There will be at least one story that will touch you emotionally. The one that moved me the most was Lewis’. I guess it hit close to home in a way. All the stories are clever and served by a powerful narration done by talented voice actors. Gregory’s story comes to mind in this regard.
While being incredibly sad, What Remains of Edith Finch isn’t pessimistic. It deals with tragedy and doesn’t ignore its nature. But it doesn’t ignore the potential of life leading there either. Running away from tragedy won’t make you more happy, but accepting that tragedy is a part of life won’t make it any less sad. At the end, the journey you have undertaken in What Remains of Edith Finch is both a fantastical one and an incredible balanced one.
A multitude of coherent personal universes
What Remains of Edith Finch is telling a story. You will advance in the game without meeting real obstacles to your progression. In a way, What Remains of Edith Finch is closer to an interactive movie than a traditional game. Yes, it is even more removed from the traditional video game experience than a Telltale game is.

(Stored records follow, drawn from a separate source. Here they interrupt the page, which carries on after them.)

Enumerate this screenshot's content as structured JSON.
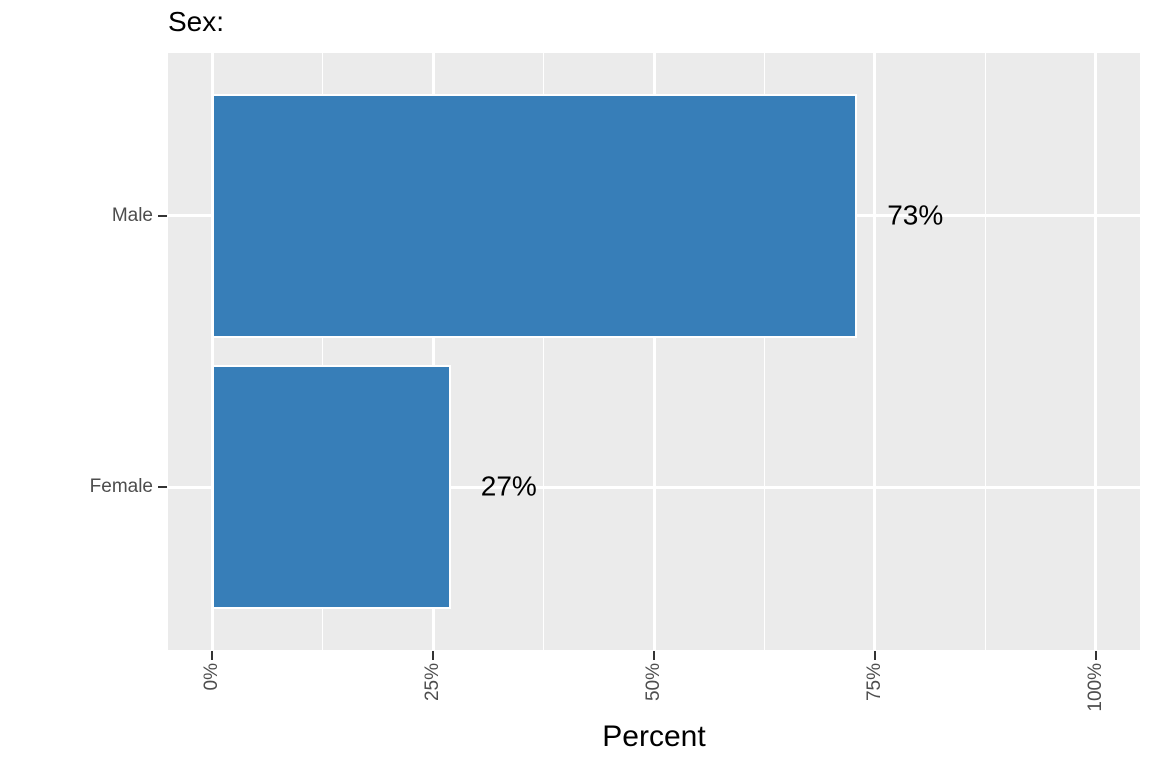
{
  "chart_data": {
    "type": "bar",
    "orientation": "horizontal",
    "title": "Sex:",
    "xlabel": "Percent",
    "ylabel": "",
    "categories": [
      "Male",
      "Female"
    ],
    "values": [
      73,
      27
    ],
    "bar_labels": [
      "73%",
      "27%"
    ],
    "xlim": [
      0,
      100
    ],
    "x_ticks": [
      0,
      25,
      50,
      75,
      100
    ],
    "x_tick_labels": [
      "0%",
      "25%",
      "50%",
      "75%",
      "100%"
    ],
    "x_minor_ticks": [
      12.5,
      37.5,
      62.5,
      87.5
    ],
    "x_tick_rotation_deg": 90,
    "grid": true,
    "legend": "none",
    "colors": {
      "bar_fill": "#377EB8",
      "bar_stroke": "#FFFFFF",
      "panel_background": "#EBEBEB",
      "gridline": "#FFFFFF",
      "axis_text": "#4D4D4D",
      "tick_mark": "#333333",
      "title_text": "#000000",
      "figure_background": "#FFFFFF"
    }
  }
}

And in a way I wish at was a bit less so. I wish there was some choice. Some bonus content you can access by taking a different road or by succeeding or failing at things. Because it would make What Remains of Edith Finch more re-playable. But also because it would give Edith’s actions more impact and therefore the gaming experience will be more immersive for the person holding the controller.

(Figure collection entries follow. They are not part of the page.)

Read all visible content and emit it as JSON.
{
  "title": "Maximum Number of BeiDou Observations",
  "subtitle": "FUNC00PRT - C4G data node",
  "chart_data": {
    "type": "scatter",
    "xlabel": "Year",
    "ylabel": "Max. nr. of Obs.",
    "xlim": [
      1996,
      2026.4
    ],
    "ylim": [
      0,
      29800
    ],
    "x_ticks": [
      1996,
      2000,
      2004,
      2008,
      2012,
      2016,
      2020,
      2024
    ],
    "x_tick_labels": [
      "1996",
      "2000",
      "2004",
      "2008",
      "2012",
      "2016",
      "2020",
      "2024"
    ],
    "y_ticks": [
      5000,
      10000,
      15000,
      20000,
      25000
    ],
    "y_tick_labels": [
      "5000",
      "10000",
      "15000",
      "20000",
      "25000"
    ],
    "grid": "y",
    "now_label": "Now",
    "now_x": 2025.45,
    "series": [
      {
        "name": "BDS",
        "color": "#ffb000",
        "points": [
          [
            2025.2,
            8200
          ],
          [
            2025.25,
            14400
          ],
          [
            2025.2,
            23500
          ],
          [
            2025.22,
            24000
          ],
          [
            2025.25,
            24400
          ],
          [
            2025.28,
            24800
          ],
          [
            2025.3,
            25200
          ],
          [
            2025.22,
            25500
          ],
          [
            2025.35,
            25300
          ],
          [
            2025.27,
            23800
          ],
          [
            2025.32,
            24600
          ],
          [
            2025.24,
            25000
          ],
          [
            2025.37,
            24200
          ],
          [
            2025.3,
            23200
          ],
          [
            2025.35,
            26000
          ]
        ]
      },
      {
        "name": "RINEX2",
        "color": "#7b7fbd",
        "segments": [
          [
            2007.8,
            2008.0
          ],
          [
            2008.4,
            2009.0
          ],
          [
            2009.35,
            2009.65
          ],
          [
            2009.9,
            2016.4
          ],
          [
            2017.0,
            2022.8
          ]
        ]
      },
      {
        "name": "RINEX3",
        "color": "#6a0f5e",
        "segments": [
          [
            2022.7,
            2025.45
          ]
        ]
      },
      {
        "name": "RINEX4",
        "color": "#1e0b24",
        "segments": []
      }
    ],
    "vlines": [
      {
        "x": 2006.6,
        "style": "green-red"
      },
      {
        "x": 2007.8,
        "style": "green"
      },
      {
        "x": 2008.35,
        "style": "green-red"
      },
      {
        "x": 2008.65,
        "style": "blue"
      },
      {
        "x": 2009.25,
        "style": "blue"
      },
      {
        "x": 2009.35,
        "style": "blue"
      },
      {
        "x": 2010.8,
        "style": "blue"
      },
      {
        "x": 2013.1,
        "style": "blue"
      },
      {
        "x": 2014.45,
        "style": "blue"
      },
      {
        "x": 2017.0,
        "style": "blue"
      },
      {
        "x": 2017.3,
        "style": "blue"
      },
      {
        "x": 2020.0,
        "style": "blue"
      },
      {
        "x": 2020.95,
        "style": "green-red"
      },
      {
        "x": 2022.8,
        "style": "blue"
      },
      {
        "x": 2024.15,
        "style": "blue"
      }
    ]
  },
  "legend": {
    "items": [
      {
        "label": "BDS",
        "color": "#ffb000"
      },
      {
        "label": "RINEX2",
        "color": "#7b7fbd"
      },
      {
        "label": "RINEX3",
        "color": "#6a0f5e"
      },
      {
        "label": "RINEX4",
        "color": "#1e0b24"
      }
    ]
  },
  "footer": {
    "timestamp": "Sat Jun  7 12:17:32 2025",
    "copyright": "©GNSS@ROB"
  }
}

Still, credit should be given where credit is due. What Remains of Edith Finch would not have worked without the video game media. First, the first person point of view works wonderfully well for the insertion. But that’s not all.

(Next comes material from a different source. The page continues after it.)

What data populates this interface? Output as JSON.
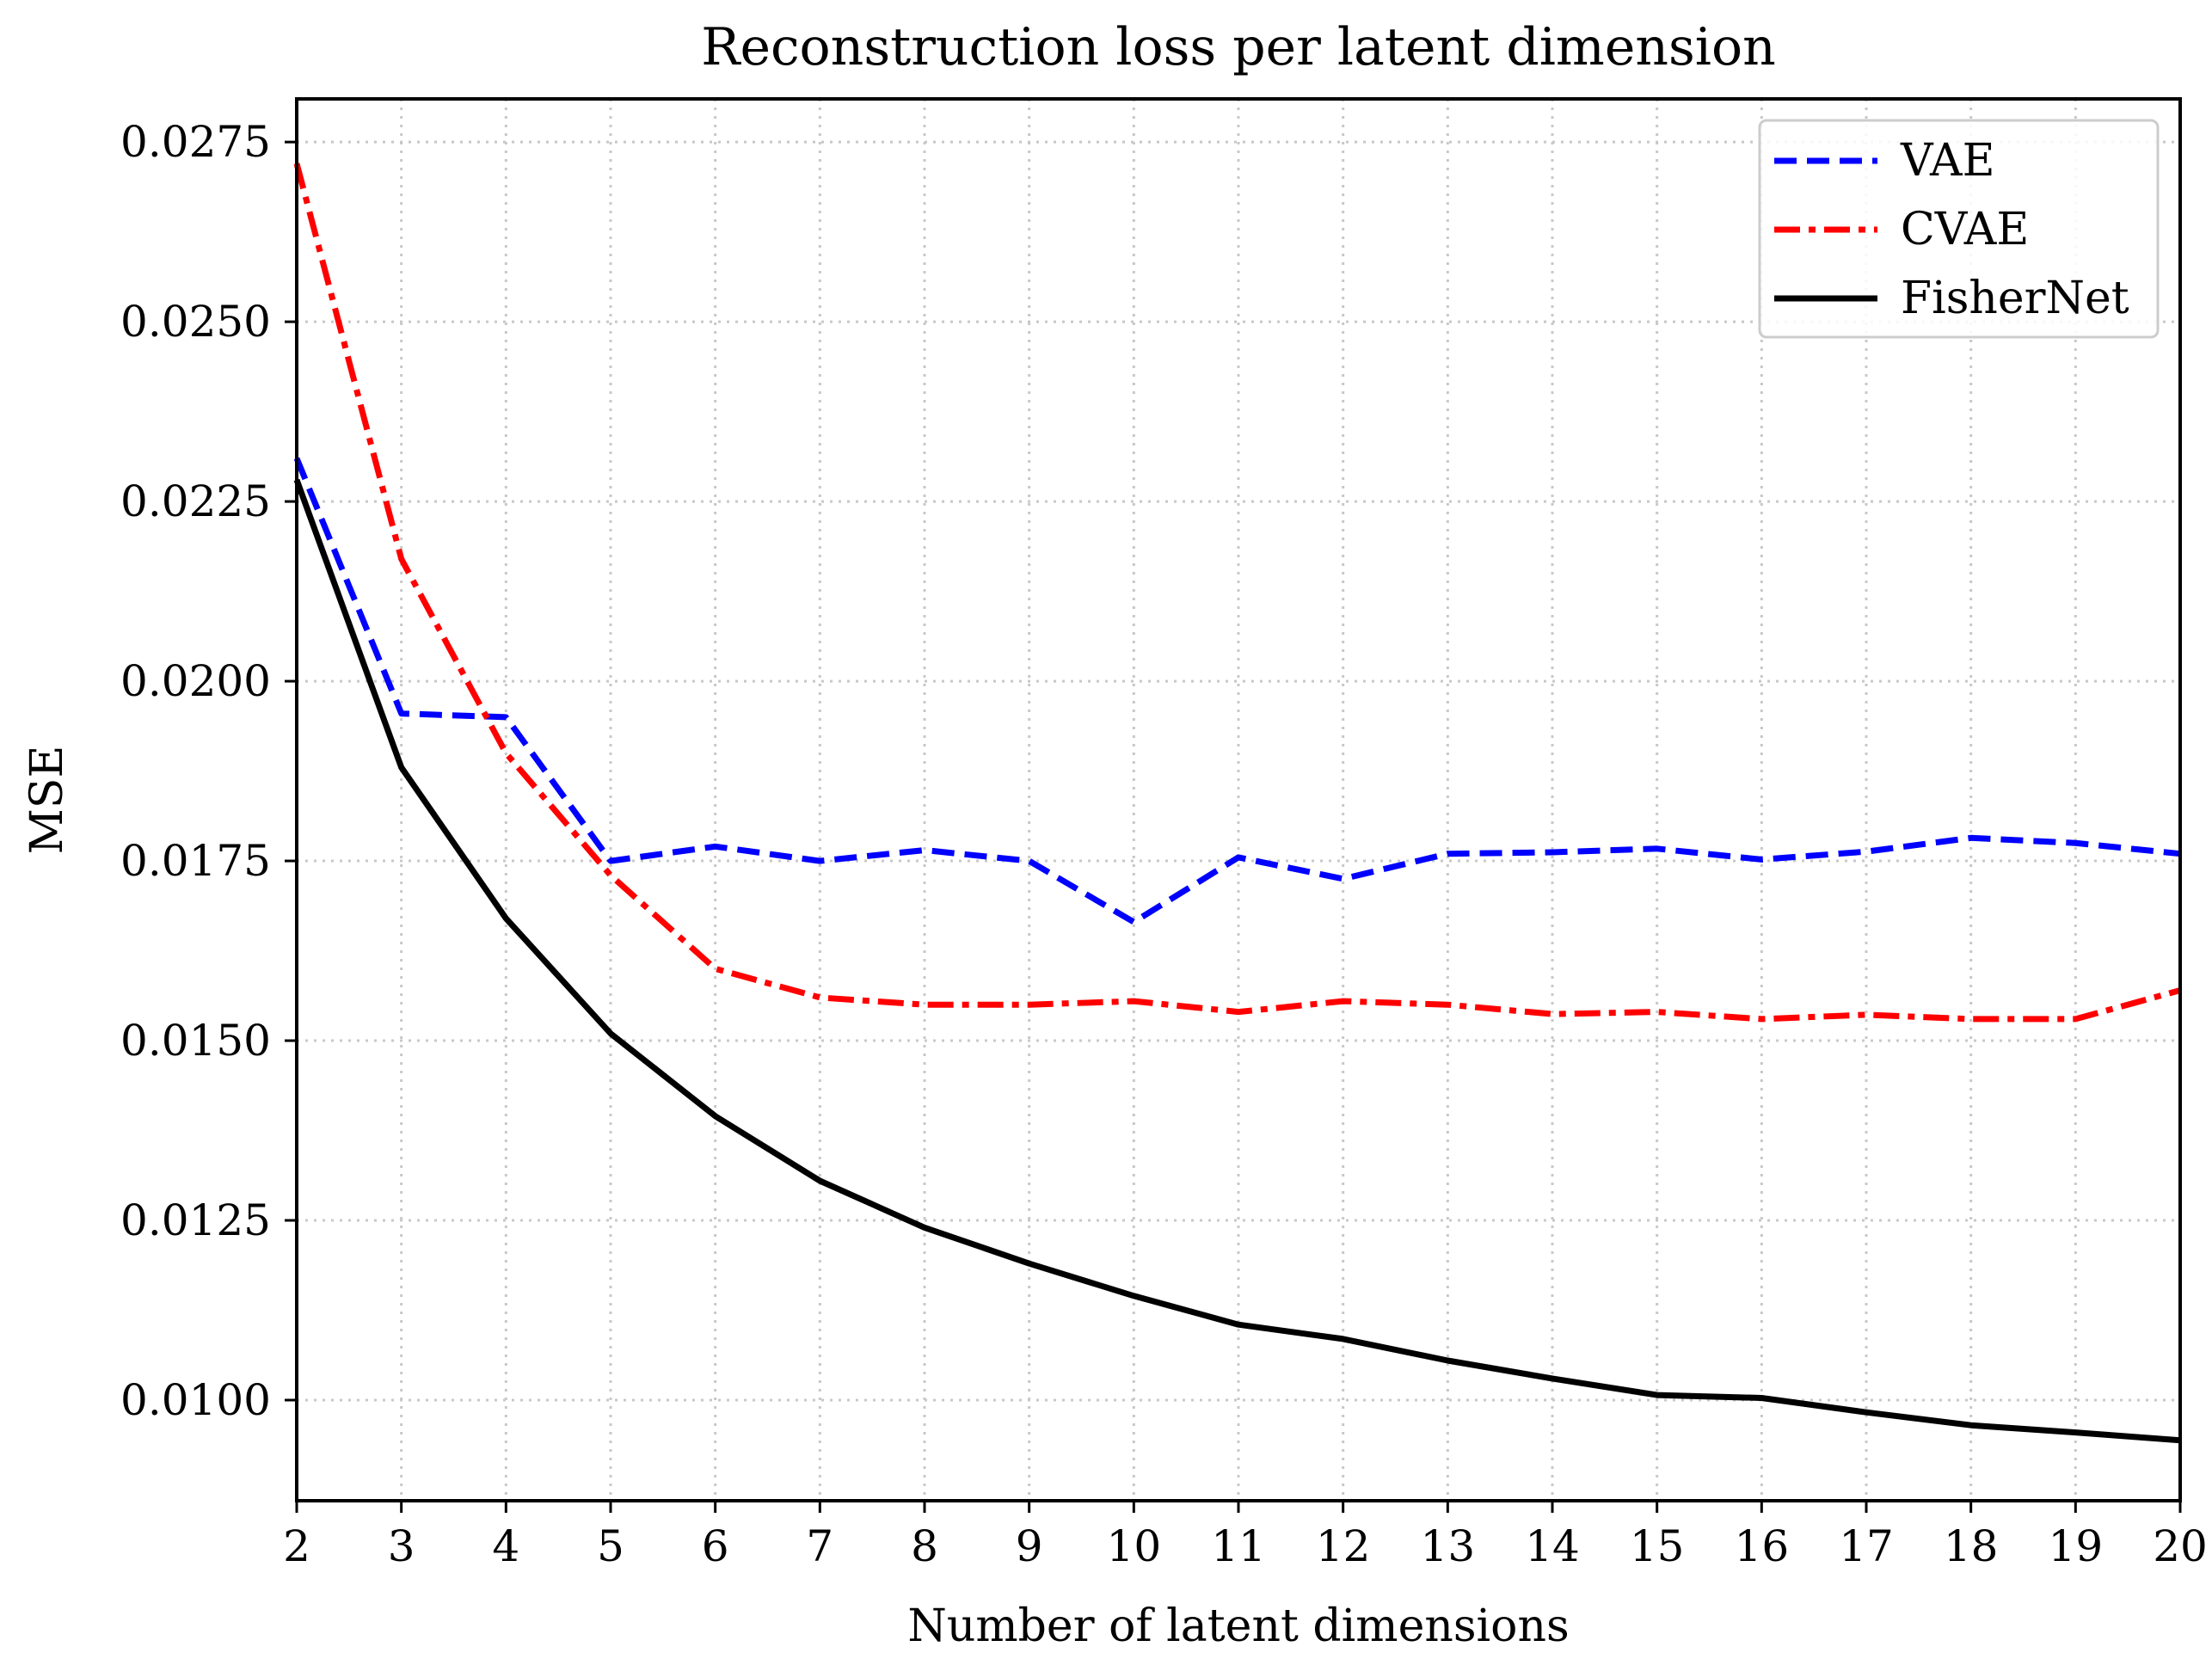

The video game medium allows the narration to develop and present the diversity of the character’s psyche and of their story wonderfully. There is Barabara’s story inspired by survival horror games and comic books. There is Lewis’s fantasy story. There is Sam’s story being told through pictures you are taking…
Not only are the different mediums incredibly compelling but the environments you visit are enchanting. There are a lot of details in there. Some of them helping you by shedding light on some of mysteries of the house. It helps with understanding what is true and not true in the stories told by the most unreliable narrators. But the environment will also tells you who the Finches were. How close they were to each other.
It is beautiful to use the environment as a tool of storytelling. It is even more so if we consider that only the video game media actually allows you to enjoy this at its fullest. Indeed, it is the only one allowing you to explore the Finches’ house at your leisure.
In addition, the fact that you control the hands and vision of Edith really creates the illusion that you are living the meaningful moments. Mind you I played the game on a shitty TV that couldn’t be placed worse in the room in term of luminosity, and yet at the end of the game my eyes stung a little (and not from the shitty light).
If you are not hoping for a video game experience with a challenging or interesting gameplay, I highly recommend you What Remains of Edith Finch. It’s an emotional experience that will stay with you once you have finish it. I would say that the game, even if you are playing it very slowly, shouldn’t take you more than 5 hours to complete. So if you have a free afternoon and want a ride into the meaning of death, family ties, and ultimately the beauty of life, give What Remains of Edith Finch a try. I really think it won’t disappoint.